Görüleceği üzere 2840 sayılı Kanunun 2. maddesine eklenecek fıkra çok ciddi belirsizlikler içermektedir.
Anayasa`nın 2. maddesinde düzenlenen hukuk devletinin temel ilkelerinden biride "belirlilik" ilkesidir. Aynı zamanda belirlilik ilkesi hukuk düzeninin tümüne ait temel bir ilkedir. Bu ilkeye göre. yasal düzenlemelerin hem kişiler hem de idare yönünden herhangi bir duraksamaya ve kuşkuya yer vermeyecek şekilde açık, net, anlaşılır, uygulanabilir ve nesnel olması, ayrıca kamu otoritelerinin keyfi uygulamalarına karşı koruyucu önlem içermesi de gereklidir.
Diğer yandan belirlilik ilkesi yürütmenin yasayla bağlılığı ilkesiyle bağlıdır. Yasa yeterli somut veriler içermeyip hukuku uygulayan yürütme organına her türlü yorum olanağı tanıması durumunda yürütmenin yasayla bağlılığı ilkesini içi boş bir söyleme dönüştürecektir.
Bu çerçevede: Düzenleme nesnel değildir.
idarenin (Eti Maden İsletmeleri Genel Müdürlüğünün) keyfi uygulamalarına karşı koruyucu önlem içermediği gibi keyfi uygulamalara açıkça izin vermektedir.
Özelleştirme işlemini Eti Maden İşletmeleri Genel Müdürü ve Yönetim Kuruluna vermektedir.
İdareye uygulamaya dönük olarak her türlü yorum olanağı sağlamaktadır.
Yasal düzenlemeye karşı güven duygusunu zedelemektedir.

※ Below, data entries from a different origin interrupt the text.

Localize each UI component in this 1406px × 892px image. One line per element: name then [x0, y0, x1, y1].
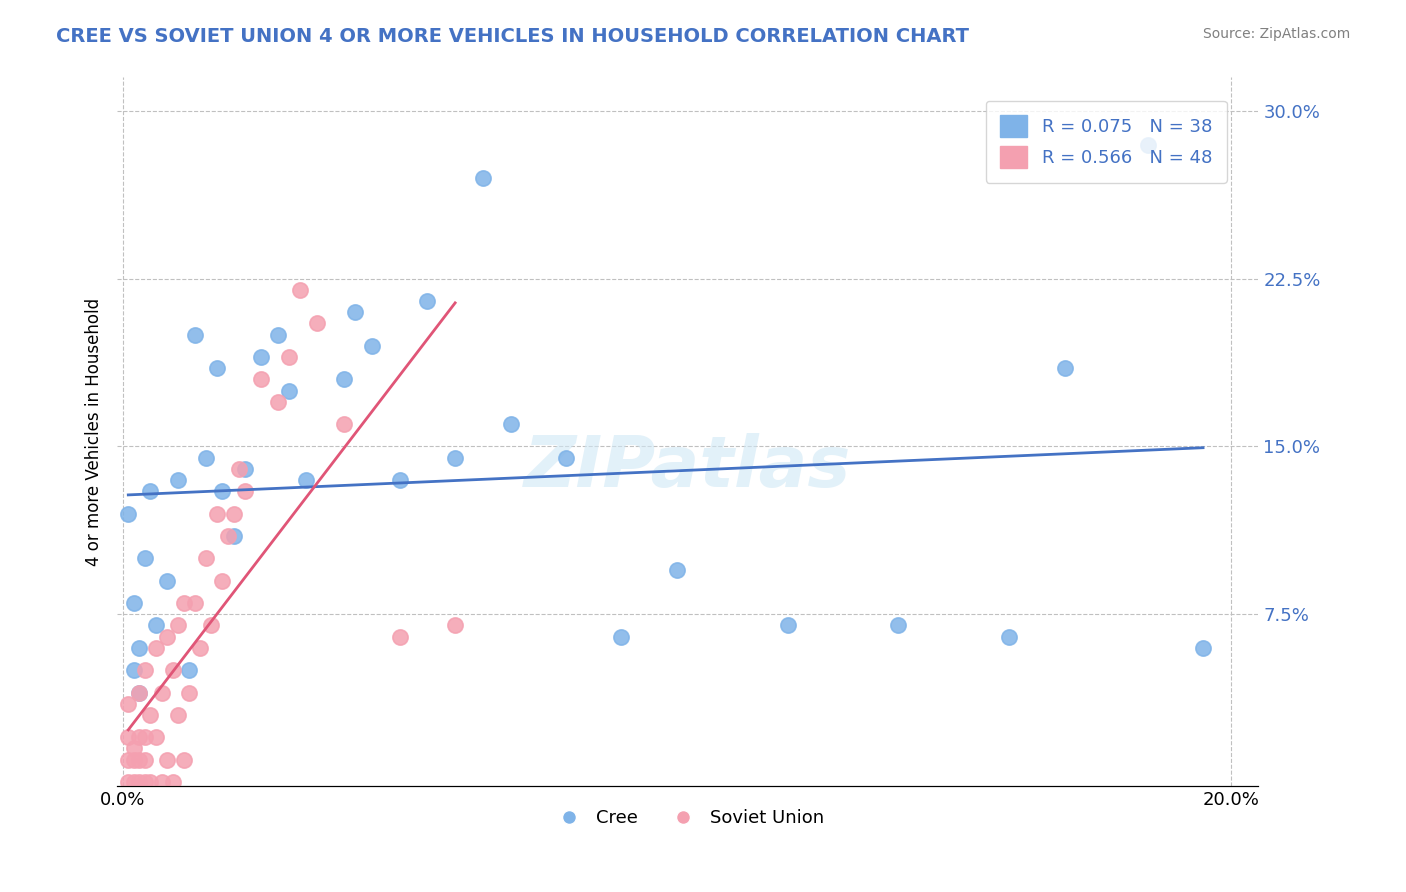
Point	[222, 507, 245, 521]
Point	[205, 361, 228, 376]
Point	[128, 753, 150, 767]
Point	[145, 618, 167, 632]
Point	[228, 462, 250, 476]
Point	[156, 574, 179, 588]
Text: Source: ZipAtlas.com: Source: ZipAtlas.com	[1202, 27, 1350, 41]
Point	[128, 685, 150, 699]
Point	[333, 372, 356, 386]
Point	[344, 305, 367, 319]
Point	[128, 731, 150, 745]
Point	[173, 753, 195, 767]
Point	[333, 417, 356, 431]
Point	[122, 741, 145, 756]
Point	[887, 618, 910, 632]
Point	[188, 640, 211, 655]
Point	[156, 753, 179, 767]
Point	[128, 775, 150, 789]
Point	[776, 618, 799, 632]
Point	[998, 630, 1021, 644]
Point	[179, 685, 201, 699]
Point	[117, 507, 139, 521]
Point	[122, 596, 145, 610]
Point	[222, 529, 245, 543]
Point	[139, 484, 162, 499]
Point	[278, 384, 301, 398]
Point	[194, 551, 217, 566]
Legend: Cree, Soviet Union: Cree, Soviet Union	[544, 802, 832, 834]
Point	[122, 775, 145, 789]
Point	[1053, 361, 1076, 376]
Point	[471, 171, 494, 186]
Point	[117, 731, 139, 745]
Point	[184, 327, 207, 342]
Point	[233, 462, 256, 476]
Text: ZIPatlas: ZIPatlas	[524, 433, 852, 502]
Point	[665, 562, 688, 576]
Point	[117, 753, 139, 767]
Point	[200, 618, 222, 632]
Point	[139, 707, 162, 722]
Point	[134, 753, 156, 767]
Point	[150, 775, 173, 789]
Point	[267, 394, 290, 409]
Y-axis label: 4 or more Vehicles in Household: 4 or more Vehicles in Household	[86, 298, 103, 566]
Point	[179, 663, 201, 677]
Point	[388, 630, 411, 644]
Point	[128, 685, 150, 699]
Point	[134, 731, 156, 745]
Point	[167, 473, 190, 487]
Point	[122, 753, 145, 767]
Point	[173, 596, 195, 610]
Point	[167, 618, 190, 632]
Point	[205, 507, 228, 521]
Point	[305, 317, 328, 331]
Point	[162, 775, 184, 789]
Point	[388, 473, 411, 487]
Point	[156, 630, 179, 644]
Point	[194, 450, 217, 465]
Point	[217, 529, 239, 543]
Point	[278, 350, 301, 364]
Point	[162, 663, 184, 677]
Point	[361, 339, 384, 353]
Point	[134, 775, 156, 789]
Point	[444, 450, 467, 465]
Point	[122, 663, 145, 677]
Point	[555, 450, 578, 465]
Point	[250, 372, 273, 386]
Point	[134, 663, 156, 677]
Point	[145, 731, 167, 745]
Point	[184, 596, 207, 610]
Point	[499, 417, 522, 431]
Point	[139, 775, 162, 789]
Point	[1136, 137, 1159, 152]
Point	[250, 350, 273, 364]
Point	[233, 484, 256, 499]
Point	[117, 775, 139, 789]
Point	[288, 283, 311, 297]
Point	[211, 484, 233, 499]
Point	[444, 618, 467, 632]
Point	[128, 640, 150, 655]
Point	[610, 630, 633, 644]
Point	[1192, 640, 1215, 655]
Point	[167, 707, 190, 722]
Text: CREE VS SOVIET UNION 4 OR MORE VEHICLES IN HOUSEHOLD CORRELATION CHART: CREE VS SOVIET UNION 4 OR MORE VEHICLES …	[56, 27, 969, 45]
Point	[294, 473, 316, 487]
Point	[145, 640, 167, 655]
Point	[267, 327, 290, 342]
Point	[117, 697, 139, 711]
Point	[150, 685, 173, 699]
Point	[211, 574, 233, 588]
Point	[416, 294, 439, 309]
Point	[134, 551, 156, 566]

Anayasamızın 2. maddesine aykırıdır.
YAPILACAK DÜZENLEME ANAYASANIN 168. MADDESİNE AYKIRIDIR Anayasamızın "Tabiî servetlerin ve kaynakların aranması ve işletilmesi" başlıklı 168. maddesi; "Tabiî servetler ve kaynaklar Devletin hüküm ve tasarrufu altındadır. Bunların aranması ve işletilmesi hakkı Devlete aittir. Devlet bu hakkını belli bir süre için, gerçek ve tüzelkişilere devredebilir. Hangi tabiî servet ve kaynağın arama ve işletmesinin, Devletin gerçek ve tüzelkişilerle ortak olarak veya doğrudan gerçek ve tüzelkişiler eliyle yapılması, kanunun açık iznine bağlıdır. Bu durumda gerçek ve tüzelkişilerin uyması gereken şartlar ve Devletçe yapılacak gözetim, denetim usul ve esasları ve müeyyideler kanunda gösterilir" şeklindedir.
Anılan maddeden de açıkça anlaşılacağı üzere;
Yapılacak yasal düzenlemeyle; Açık bir izin verilmiş olması ve
İzin verilen gerçek ve tüzel kişilerin uyması gereken şartlar ve devletçe yapılacak gözetim, denetim usul ve esaslarının ve müeyyidelerinin kanunda (Maden Kanunu) gösterilmesi anayasal bir zorunluluktur.
Yapılmak istenen yasal düzenleme bu haliyle Anayasamızın 168. maddesinin ön gördüğü koşulları taşımamaktadır.
2840 sayılı kanununun 2. maddesine eklenmek istenen fıkranın Anayasamızın168. maddesinde yer alan düzenleme karşısında; Anayasaya aykırılığının daha da derin ve yapısal bir karakter kazandığı görülmektedir. Nitekim Anayasamızın 168. maddesi tabiî servetler ve kaynaklarla ilgili beş unsurdan oluşmaktadır. Bunlar; Tabiî servetler ve kaynaklar Devletin hüküm ve tasarrufu altındadır.
Tabiî servetler ve kaynakların aranması ve işletilmesi hakkı Devlete aittir. Devlet bu hakkını belli bir süre için, gerçek ve tüzelkişilere devredebilir.
Hangi tabiî servet ve kaynağın arama ve işletmesinin, Devletin gerçek ve tüzelkişilerle ortak olarak veya doğrudan gerçek ve tüzel kişiler eliyle yapılması, kanunun açık iznine bağlıdır.
Bu durumda gerçek ve tüzelkişilerin uyması gereken şartlar ve Devletçe yapılacak gözetim, denetim usul ve esasları ve müeyyideler kanunda gösterilir.